As previously mentioned, the construction members were working thirty days at a time, (I do not know what interval occured these 30 day assignments), and member on the Boston Elevated (150 to 200 members), were working a four day work week to prevent layoffs. Then in May 1932, the construction members went to a 1/3 reduction in the workweek to increase the number employed by fifty percent. The signal maintenance department of the Boston Elevated Railway followed suit and agreed to a reduction from six days a week to four days. Their work had covered 24 hours a day, seven days a week, on a shift basis. It was a perplexing problem to rearrange their hours so as to prevent layoffs.

The Mayor of Boston, James M. Curley, was deeply concerned as winter approached in 1931 as to what could be done with the thousands of homeless, jobless, starving people when winter set in.

The federal post office job was shut down by strike because of the haphazard construction of the Seaverns Corporations, which was working on a federally funded job where no time was alloted for safety of the workers.

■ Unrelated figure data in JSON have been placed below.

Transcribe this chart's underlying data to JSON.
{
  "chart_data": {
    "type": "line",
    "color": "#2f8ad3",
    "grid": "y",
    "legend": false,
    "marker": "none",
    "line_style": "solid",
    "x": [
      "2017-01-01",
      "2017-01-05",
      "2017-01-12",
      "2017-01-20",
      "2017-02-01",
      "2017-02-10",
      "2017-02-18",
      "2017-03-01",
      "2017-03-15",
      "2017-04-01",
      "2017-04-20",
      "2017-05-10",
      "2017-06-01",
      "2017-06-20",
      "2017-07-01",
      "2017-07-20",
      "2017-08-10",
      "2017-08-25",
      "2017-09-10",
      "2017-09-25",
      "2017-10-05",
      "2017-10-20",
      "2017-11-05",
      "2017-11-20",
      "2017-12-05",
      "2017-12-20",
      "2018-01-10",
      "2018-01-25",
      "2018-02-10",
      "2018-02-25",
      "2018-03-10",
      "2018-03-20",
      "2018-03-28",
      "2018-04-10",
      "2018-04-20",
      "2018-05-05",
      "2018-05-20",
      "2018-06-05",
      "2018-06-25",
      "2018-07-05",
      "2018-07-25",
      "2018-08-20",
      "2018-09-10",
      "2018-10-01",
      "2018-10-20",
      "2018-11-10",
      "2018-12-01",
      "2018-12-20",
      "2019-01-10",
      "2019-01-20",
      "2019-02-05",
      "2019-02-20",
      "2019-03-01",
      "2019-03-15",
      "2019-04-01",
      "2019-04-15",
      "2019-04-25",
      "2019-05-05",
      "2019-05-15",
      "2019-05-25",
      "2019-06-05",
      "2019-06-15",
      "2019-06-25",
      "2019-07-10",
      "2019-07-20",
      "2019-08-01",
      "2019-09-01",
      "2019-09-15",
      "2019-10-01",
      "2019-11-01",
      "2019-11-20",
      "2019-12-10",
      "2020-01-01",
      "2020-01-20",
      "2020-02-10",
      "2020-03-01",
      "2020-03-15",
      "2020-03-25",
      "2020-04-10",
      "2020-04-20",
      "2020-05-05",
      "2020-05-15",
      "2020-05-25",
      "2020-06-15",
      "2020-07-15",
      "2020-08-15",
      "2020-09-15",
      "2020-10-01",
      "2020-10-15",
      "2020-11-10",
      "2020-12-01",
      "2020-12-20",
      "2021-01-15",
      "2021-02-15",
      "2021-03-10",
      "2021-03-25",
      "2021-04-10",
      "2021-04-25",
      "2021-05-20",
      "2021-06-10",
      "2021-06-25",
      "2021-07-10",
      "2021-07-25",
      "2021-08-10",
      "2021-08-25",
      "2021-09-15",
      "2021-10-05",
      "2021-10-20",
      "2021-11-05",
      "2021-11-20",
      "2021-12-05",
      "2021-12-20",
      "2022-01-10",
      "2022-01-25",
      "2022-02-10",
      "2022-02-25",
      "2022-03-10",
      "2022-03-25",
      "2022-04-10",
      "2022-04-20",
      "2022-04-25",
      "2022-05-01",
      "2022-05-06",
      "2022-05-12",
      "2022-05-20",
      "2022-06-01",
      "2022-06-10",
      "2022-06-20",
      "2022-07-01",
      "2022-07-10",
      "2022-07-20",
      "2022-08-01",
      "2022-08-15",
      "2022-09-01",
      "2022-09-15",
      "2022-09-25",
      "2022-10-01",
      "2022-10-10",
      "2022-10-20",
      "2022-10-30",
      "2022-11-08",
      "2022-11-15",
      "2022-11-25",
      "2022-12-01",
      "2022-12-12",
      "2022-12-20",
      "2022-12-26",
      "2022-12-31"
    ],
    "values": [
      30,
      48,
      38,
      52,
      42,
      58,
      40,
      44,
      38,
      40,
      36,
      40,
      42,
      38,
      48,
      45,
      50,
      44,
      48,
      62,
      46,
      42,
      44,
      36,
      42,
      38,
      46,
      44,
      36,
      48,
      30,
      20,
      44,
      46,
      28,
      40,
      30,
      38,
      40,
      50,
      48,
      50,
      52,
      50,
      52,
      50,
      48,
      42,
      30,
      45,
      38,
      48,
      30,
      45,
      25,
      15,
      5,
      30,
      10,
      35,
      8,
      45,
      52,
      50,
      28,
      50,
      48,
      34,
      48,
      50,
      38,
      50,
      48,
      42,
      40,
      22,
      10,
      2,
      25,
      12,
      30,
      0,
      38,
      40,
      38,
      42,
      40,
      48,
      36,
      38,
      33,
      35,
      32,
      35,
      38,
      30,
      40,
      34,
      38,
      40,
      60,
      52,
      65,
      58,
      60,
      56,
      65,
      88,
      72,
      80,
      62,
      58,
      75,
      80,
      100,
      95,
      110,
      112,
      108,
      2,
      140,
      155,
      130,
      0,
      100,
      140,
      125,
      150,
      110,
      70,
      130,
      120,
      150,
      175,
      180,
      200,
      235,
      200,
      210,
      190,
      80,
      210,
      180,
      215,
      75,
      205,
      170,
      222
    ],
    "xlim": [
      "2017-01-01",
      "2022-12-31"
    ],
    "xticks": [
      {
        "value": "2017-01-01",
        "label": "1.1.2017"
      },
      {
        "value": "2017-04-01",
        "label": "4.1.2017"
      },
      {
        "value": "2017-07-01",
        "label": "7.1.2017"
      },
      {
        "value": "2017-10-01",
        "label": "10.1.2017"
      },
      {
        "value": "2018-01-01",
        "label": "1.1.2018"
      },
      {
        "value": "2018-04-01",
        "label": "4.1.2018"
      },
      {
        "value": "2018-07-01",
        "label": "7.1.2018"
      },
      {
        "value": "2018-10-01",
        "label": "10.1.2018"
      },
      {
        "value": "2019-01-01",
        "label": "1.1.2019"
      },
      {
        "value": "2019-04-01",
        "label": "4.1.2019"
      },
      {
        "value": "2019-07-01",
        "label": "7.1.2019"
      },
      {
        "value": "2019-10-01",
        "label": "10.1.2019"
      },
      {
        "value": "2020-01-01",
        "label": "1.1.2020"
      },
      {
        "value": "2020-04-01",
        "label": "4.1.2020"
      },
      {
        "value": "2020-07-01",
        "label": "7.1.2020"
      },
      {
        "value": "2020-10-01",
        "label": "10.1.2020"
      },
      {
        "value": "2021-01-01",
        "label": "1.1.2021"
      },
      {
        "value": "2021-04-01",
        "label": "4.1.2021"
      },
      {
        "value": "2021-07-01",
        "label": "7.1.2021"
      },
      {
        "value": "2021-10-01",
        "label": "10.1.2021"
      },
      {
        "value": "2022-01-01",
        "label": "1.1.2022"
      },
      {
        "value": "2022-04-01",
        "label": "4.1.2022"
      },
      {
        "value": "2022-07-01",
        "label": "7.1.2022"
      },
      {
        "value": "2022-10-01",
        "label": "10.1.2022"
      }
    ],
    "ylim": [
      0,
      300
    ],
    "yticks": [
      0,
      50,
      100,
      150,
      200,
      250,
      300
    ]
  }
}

The only good news to report during this period was the passage of the Davis-Bacon Act in 1931, which provided for the payment of prevailing wage rates to laborers and mechanics employed by contractors and sub-contractors on public construction, and the passage of the Morris-LaGuardia Act, (the Anti-Injunction Act), which prohibited injunctions in labor disputes. Wisconsin also adopted the first state unemployment insurance act in the United States.

America was at the bottom of the worst economic abyss it had ever witnessed when on November 8, 1932, Franklin Delano Roosevelt and the Democrats win the election by a landslide. Roosevelt gets 22 million votes to Hoover’s 15 million and the Democrats take control of both Houses of Congress, promising American labor a new deal.

The unemployed in America peak at 13 million. Total wages declined to 60 percent less than 1929. Business is operating at one half of the 1929 capacity. The economy is at rock bottom.